Putting the R (Value) in Fire Resistance
One of the most common materials used in both passive fire protection and Passive House construction is mineral wool. Within the world of passive design and construction, the property of mineral wool that attracts the most attention is its resistance to conductive heat transfer. Mineral wool can be used in open-vapor systems without degrading thermal performance and has exceptional R-values. Within 2x4 walls, it can deliver an R-17.5. If installed in a 6-inch cavity, it can reach R-27.5.
In addition, mineral wool is non-combustible and designed for fire-rated assemblies, making it an outstanding material in fire containment and passive fire systems. Mineral wool can survive a fire at well over 2000°F for up to five hours, whereas a material like aluminum will melt in a 9-minute fire at 1220°F.
Perimeter Fire Containment and Passive Construction
While there are numerous firestopping applications for mineral wool, the role that the material plays in perimeter fire containment (PFC) systems is where it truly shines. PFC systems are designed to minimize the spread of flames and hot gasses from one floor of a building to the next via the space where the floor slab meets the exterior wall assembly. Of course, PFC is not exclusively a concern in Passive House construction. It is necessary for code compliance, building integrity in the event of a fire, and most of all occupant safety. However, the principles that guide PFC systems align with one of the fundamental goals of not only Passive House, but all high-performance building: durability.

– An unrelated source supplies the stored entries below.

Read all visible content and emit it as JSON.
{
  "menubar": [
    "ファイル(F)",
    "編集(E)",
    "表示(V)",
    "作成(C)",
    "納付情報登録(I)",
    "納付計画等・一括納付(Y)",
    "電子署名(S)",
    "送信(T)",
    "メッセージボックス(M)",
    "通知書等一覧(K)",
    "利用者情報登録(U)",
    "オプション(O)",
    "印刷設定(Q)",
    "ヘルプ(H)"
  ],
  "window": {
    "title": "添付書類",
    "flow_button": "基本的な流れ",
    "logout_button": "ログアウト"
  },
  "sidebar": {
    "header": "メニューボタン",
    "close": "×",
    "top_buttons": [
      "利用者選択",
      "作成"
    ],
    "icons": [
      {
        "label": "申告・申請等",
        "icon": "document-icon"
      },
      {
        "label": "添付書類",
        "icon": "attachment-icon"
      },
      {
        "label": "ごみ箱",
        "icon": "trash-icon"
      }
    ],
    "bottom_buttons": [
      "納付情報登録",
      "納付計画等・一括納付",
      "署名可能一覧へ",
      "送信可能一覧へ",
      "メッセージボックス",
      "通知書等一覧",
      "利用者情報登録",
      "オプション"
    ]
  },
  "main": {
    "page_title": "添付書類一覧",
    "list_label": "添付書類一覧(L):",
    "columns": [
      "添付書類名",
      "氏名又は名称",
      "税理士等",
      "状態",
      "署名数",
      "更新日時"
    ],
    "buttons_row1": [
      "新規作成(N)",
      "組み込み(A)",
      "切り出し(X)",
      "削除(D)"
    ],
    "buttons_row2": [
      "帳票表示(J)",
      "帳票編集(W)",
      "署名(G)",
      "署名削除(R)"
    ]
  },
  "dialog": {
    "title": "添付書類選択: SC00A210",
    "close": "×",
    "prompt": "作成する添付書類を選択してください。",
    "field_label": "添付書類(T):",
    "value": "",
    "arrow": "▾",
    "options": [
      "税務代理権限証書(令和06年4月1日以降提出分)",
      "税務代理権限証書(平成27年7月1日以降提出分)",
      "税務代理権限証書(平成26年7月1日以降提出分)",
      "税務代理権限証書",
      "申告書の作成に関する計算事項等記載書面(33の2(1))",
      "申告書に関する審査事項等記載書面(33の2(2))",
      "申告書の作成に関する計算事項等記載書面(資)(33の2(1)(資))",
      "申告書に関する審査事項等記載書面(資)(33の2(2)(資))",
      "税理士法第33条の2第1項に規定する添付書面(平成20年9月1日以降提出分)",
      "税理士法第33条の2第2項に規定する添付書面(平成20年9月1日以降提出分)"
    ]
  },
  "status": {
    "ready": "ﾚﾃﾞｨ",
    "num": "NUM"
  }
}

“If they’re designed correctly, if they’re installed correctly, they’re going to work continuously for the life of the building,” says Angie Ogino, the Technical Services leader for Thermafiber® Mineral Wool Insulation at Owens Corning.
When it comes to fire containment and PFC systems, Ogino and her team, Thermafiber Insolutions®, are Owens Corning’s secret weapons. Ogino has been with Thermafiber for 25 years and her specialties include providing development and testing of perimeter fire containment product and systems, engineering judgments, and technical assistance to architects and engineers on mineral wool product performance in a range of applications, particularly firestopping. The Thermafiber Insolutions® team has been instrumental in creating innovative solutions with Owens Corning® Thermafiber® mineral wool that help prevent the spread of fire and smoke throughout a building, particularly PFC systems for high rise buildings with curtain wall systems.
In addition to designing and testing these multi-story systems using UL or Intertek laboratory fire testing, the Thermafiber Insolutions® team also provides guidance on how to properly assemble the products and the systems to provide the anticipated level of fire performance with what are known as engineering judgments. “Thermafiber pioneered perimeter fire containment, and we’ve been testing this for over 45 years. It’s through this extensive testing that we’ve developed in-depth knowledge around the design components that are required for successfully containing fire,” she says.
“Contrary to popular perception, there’s more to fire containment than simply stuffing and spraying the void between the floor and the exterior wall.”